Vital Stats

October 9, 1941

Grenada, MS

University of Mississippi, B.A. 1963;
JD 1967.

Married to Patricia Lott, two children.


Majority Leader, United States Senate

Attorney 1967-68;
Administrative Assistant to U.S. Rep. William Colmer, 1968-72;
U.S. House of Reps., 1972-1988


SR-487 Russell Bldg.
Washington, D.C., 20510-2403
telephone: (202) 224-6253
fax: (202) 224-2262





Trent Lott


Trent Lott has a reputation as one of the more ambitious and conservative Republicans on the Hill, yet he hides it beneath the refined veneer of a gregarious facilitator with strong tactical skills.

Lott honed his Southern charm as a male cheerleader at the University of Mississippi where he also learned his politics. After law school, Lott joined the office of conservative Mississippi Democrat Rep. William Colmer and soon became a top aide. When Colmer retired in 1972, he encouraged Lott to run for his seat despite the fact that Lott ran as a Republican.
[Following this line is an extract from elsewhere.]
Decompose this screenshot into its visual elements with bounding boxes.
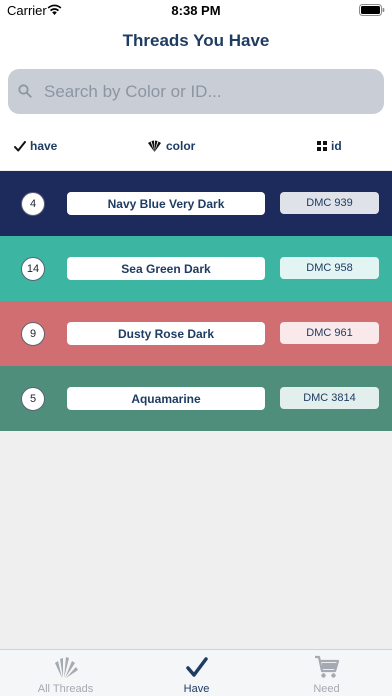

Lott's charm and ambition helped him to move through the ranks to House minority whip. Along the way, Lott was the youngest member of the House Judiciary Committee in 1974, staunchly defending President Richard Nixon during the impeachment proceedings.

In 1988, Lott won the Senate seat vacated by seven-term conservative Democrat John Stennis. Lott's record in the Senate has been that of a social conservative, hawkish on military matters, in favor of a balanced budget amendment and strongly opposed to abortion. Lott was a strong believer in the supply-side economic proposals of the Reagan Administration.

After Bob Dole's retirement from the Senate, Lott fought a tough battle against fellow Mississippian Thad Cochran for the position of majority leader. Lott stated at the time that "The torch has been passed, but the flame is the same."

Since his election, Lott has been a pragmatic leader and has compromised with Democrats to pass the minimum wage increase and welfare reform.

More openly partisan than Dole, Lott nonetheless has a pragmatic streak that allows him to negotiate and compromise when necessary. Lott also has a close relationship with House Speaker Newt Gingrich dating back to his time as minority whip. Lott acted as an intermediary between the party leadership and Gingrich's vocal and fiery young Republican followers.

Much of Clinton's success in his second term will depend on his ability to get along with Lott. With the gain in Republican-held Senate seats, as well as Gingrich's ethics investigations, Lott is the most powerful man in Congress. Many speculate that Lott's ambition will eventually drive him toward a run at the White House.